The French sharply resented all these insults. Their press and wireless, which are at least as clever as ours when it comes to throwing vitriol, now revealed terrifying depths of hatred for their old crony over the way. M. Bouche-Bontemps’ government, given up for lost, came unscathed through a debate on vegetables out of season which in normal times would have annihilated it. None of the opposition parties wanted to take over in the middle of such a crisis. When the full perfidy of Albion had been exposed for a few days, French opinion was stirred, flickered, then blazed into fury. Individual citizens began to give expression to the public feeling. The shop called Old England was rechristened New England. The windows of W. H. Smith were smashed. English decorations and medals, signed photographs of King Edward VII and Northey’s kittens were deposited at the Embassy accompanied by disagreeable messages. Anglo-French sporting events were called off. Import licences for Christmas puddings were withheld. Grace was beside herself, of course. She announced that she was going to empty the English blood from her veins and have them refilled from the blood bank of the VIIth arrondissement.
Alfred sent an alarmed report to the Foreign Office but was told that these waves of ill feeling come and go and are not to be taken seriously.
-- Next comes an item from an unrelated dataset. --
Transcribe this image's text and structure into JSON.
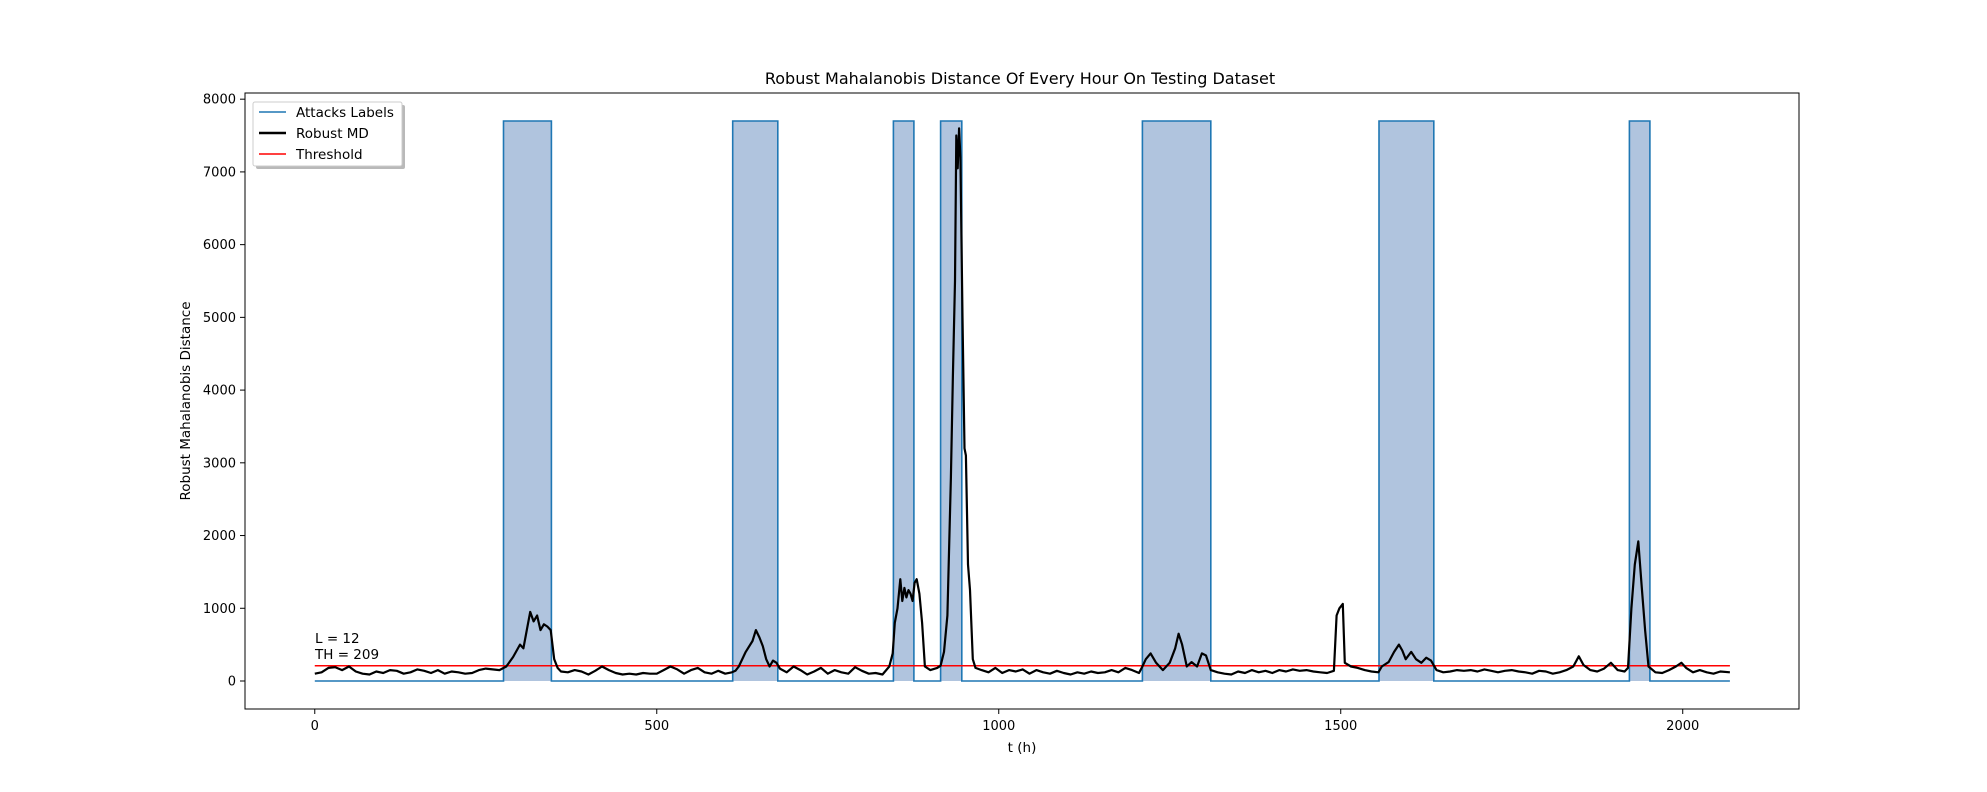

Philip, however, said that he had never seen the two old ladies so cross with each other.
21
At no season does Paris look more beautiful than early in December. There is a curious light, particular to the Île de France and faithfully interpreted by the painter Michel, which brings out all shades, from primrose to navy blue, implicit in the beige and grey of the landscape and buildings. The river becomes a steely flood which matches the huge clouds rolling overhead. As this is not, like harvest time or the first warm days of spring, one of those seasons that induce an almost animal craving for field and forest, you can sit by the fire, look out of the window and peacefully enjoy the prospect. I was doing exactly this in the Salon Vert one afternoon, reflecting with satisfaction that for the rest of that week we had no social engagements (they had fallen off notably of late). I had been writing to Aunt Sadie, to give her news of us all, specially of her granddaughter Northey, my pen was poised while I searched for some little titbit to end up with.
I became conscious of a clamour outside, an unidentified noise which had perhaps been going on for some time, heard by my ears but not realized by my brain. I went over to the window, looked down at the garden and was very much startled by what I saw there. A large crowd was stamping about on the lawn, pushed forward by an ever-increasing multitude milling in from the Avenue Gabriel; between it and the house, like idle maids flicking dusters, a few policemen were half-heartedly manipulating their capes. For the moment they were holding the crowd in check; one felt that a really determined push would easily submerge them. When the fishwives surged into Versailles, the Queen’s first instinct was to find her husband; so, now, was mine. Like Louis XVI on the same occasion, Alfred was frantically looking for me. We wasted several minutes missing each other in the huge house; I ran through to the Chancery – he had left it; he found the Salon Vert empty; finally we met in Northey’s office off the anteroom at the top of the stairs.
‘Go to the nursery, darling,’ I was telling her, ‘and fetch ’Chang. There’s a riot or something in the garden. We’d better all stay together.’
Alfred said, ‘The French have had enough and I don’t altogether blame them. I wrote in my last dispatch that it would end like this; now it has. Not a bad thing perhaps, it will shake both the governments into seeing sense. Meanwhile I hope these hooligans will bear in mind that the person of an Ambassador is sacred and the territory of an Embassy inviolable.’
‘They haven’t remembered about the territory. They are completely ruining all our nice new shrubs – just come and see.’
We went back to the Salon Vert and looked out at the rioters.
‘I shall lodge a complaint. The police force is inadequate, in my view. What are they shouting? It sounds like a slogan.’
‘Listen – no, I can’t make it out.’ They seemed to be shouting two words and stamping in unison.
Philip ran in, breathless, having come from his own flat. ‘The Faubourg is full of demonstrators,’ he said. ‘Good Lord – the garden too! We are completely surrounded in other words. They are shouting “Minquiers Français”, do you hear?’
‘That’s it, of course,’ said Alfred. ‘Minquiers Français, Minquiers Français. I only hope this will show the Foreign Office there are limits of ineptitude beyond which they should not go. Another time perhaps they will listen to the man on the spot.’
I said, ‘They are nearly up to the veranda now – ought you not to let Bouche-Bontemps know?’
‘All in good time,’ said Alfred, ‘no need to panic. We are his responsibility.’
Northey appeared, ’Chang in her arms, grumbling about her badger.
‘Pity we can’t all be safely down there with him,’ I said.
‘I’ve just had a word with B.B.,’ said Northey, ‘he is the absolute, utter limit. Shrieking with laughter if you please. He says we may have to stand a long siege and he hopes we’ve got plenty of Spanish champagne. He can’t get the police to do much, he says, it’s only a crowd of children.’
‘Yes, they do look young – I was thinking that. Why should these boys and girls mind about the Îles Minquiers?’